From: Michael Everson (everson@evertype.com)
Date: Wed Mar 22 2006 - 03:33:11 CST
At 18:23 -0800 2006-03-21, Mark Davis wrote:
>Michael Everson has pointed out that a proposal to change the
>representation of certain Myanmar characters has been submitted to
>WG2. That proposal did not reach the UTC in time for its last
>meeting.
The proposal wasn't written then. My mission to Yangon took place the
week after the UTC. I was in Chiang Mai during the UTC working on
Lanna.
>Any prospective change to the Myanmar encoding that would affect the
>stability of the Unicode Standard must be in accord with the Unicode
>Stability Policies, and even if in accord with those policies, must
>be very carefully weighed in terms of its potential costs and
>benefits.
The proposal requests some disunifications and some character additions.
>Doing so requires sufficient time to make a very careful examination
>of the issues -- not precipitous action.
Ireland, the UK, and the Myanmar organizations who wrote the proposal
do not propose precipitous action, but propose that the 7 characters
be added to the current ballot as a matter of implementation urgency.
The current encoding causes problems for representation (processing
and rendering) which have been pointed out by the Myanmars and by SIL
for some time now. Unicode-compliant implementations in Myanmar are
all "experimental", with different groups trying different hacks to
make it work.
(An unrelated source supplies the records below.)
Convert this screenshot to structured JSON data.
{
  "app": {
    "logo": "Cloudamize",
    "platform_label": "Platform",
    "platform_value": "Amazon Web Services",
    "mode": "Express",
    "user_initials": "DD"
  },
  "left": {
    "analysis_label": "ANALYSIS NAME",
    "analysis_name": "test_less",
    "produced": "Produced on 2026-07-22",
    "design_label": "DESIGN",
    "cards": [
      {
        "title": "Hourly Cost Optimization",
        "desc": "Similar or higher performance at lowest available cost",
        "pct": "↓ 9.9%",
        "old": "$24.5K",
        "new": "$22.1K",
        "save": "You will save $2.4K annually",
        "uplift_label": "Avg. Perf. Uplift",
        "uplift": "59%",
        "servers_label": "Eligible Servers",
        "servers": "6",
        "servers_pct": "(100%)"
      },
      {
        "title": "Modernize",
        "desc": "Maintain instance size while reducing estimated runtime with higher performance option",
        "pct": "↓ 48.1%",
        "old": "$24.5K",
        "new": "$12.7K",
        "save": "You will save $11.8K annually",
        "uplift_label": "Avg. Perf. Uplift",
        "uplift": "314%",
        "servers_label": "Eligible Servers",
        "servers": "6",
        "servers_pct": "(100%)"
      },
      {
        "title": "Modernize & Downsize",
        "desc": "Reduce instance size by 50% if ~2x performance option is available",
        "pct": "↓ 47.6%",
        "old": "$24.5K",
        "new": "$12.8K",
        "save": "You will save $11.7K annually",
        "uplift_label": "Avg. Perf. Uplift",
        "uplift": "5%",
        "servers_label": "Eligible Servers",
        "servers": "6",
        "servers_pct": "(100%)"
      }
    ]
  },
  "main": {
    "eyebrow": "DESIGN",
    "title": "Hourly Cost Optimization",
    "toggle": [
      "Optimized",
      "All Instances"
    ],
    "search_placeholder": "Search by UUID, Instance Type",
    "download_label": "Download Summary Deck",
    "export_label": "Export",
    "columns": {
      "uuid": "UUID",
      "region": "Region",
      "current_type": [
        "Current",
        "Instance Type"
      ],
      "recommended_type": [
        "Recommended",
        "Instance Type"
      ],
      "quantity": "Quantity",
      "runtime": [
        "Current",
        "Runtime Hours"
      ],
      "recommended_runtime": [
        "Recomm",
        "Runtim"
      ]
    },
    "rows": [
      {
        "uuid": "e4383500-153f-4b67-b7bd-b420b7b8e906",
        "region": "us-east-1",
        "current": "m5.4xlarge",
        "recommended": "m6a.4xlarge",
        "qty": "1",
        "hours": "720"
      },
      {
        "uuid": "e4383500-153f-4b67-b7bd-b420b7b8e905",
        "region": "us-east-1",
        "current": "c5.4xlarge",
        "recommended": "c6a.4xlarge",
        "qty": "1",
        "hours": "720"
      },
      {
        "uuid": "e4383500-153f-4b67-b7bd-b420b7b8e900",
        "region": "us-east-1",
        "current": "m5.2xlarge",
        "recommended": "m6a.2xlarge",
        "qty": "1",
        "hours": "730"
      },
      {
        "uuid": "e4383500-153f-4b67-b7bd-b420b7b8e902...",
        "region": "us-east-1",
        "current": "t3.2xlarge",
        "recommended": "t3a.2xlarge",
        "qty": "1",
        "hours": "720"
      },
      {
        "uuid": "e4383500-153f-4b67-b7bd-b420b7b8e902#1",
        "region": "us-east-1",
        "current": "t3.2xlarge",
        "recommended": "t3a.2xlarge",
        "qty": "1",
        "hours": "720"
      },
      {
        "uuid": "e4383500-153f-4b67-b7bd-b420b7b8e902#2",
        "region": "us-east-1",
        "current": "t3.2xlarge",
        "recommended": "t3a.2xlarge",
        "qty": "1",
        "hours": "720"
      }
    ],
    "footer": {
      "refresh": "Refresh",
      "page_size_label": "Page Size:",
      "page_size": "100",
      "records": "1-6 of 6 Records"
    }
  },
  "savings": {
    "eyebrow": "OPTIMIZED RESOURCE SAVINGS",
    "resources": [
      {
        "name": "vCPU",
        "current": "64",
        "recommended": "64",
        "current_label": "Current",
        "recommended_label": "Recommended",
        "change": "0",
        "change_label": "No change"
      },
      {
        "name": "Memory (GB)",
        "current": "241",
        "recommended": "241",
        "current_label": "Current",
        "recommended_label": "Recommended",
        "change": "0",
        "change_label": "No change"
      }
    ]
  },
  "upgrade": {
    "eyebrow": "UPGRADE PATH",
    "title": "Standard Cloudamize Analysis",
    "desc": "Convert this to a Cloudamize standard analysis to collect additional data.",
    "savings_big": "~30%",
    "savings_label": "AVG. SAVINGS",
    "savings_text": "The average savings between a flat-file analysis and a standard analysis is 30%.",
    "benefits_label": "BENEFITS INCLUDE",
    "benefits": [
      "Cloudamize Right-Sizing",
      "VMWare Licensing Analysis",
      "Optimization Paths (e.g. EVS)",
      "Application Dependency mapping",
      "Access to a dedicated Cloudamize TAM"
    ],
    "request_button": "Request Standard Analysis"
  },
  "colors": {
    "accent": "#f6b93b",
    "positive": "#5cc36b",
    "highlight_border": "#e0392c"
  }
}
The new proposal addresses the problem by removing the
need for hacks by simplifying and regularizing text representation
for Burmese and for five official minority languages. The urgency
request is to have 7 characters needed for Burmese to be added to
PDAM3; 65 other characters for minority languages are proposed for
PDAM4.
The fact that no one in Myanmar has released a Unicode implementation
is fortunate really... there really isn't all that much *Unicode*
legacy data out there (almost all Burmese text is still represented
in a plethora of 8-bit solutions). The Myanmars want to fast-track
the 7 characters because they could fix their experimental
implementations quickly and they could release Unicode
implementations soon. If we do not meet this market need with the
fast-track, then there is a danger that there *could* be a lot more
legacy data that would need transcoding. Now is an excellent time to
fix the long-existing problems with Myanmar encoding.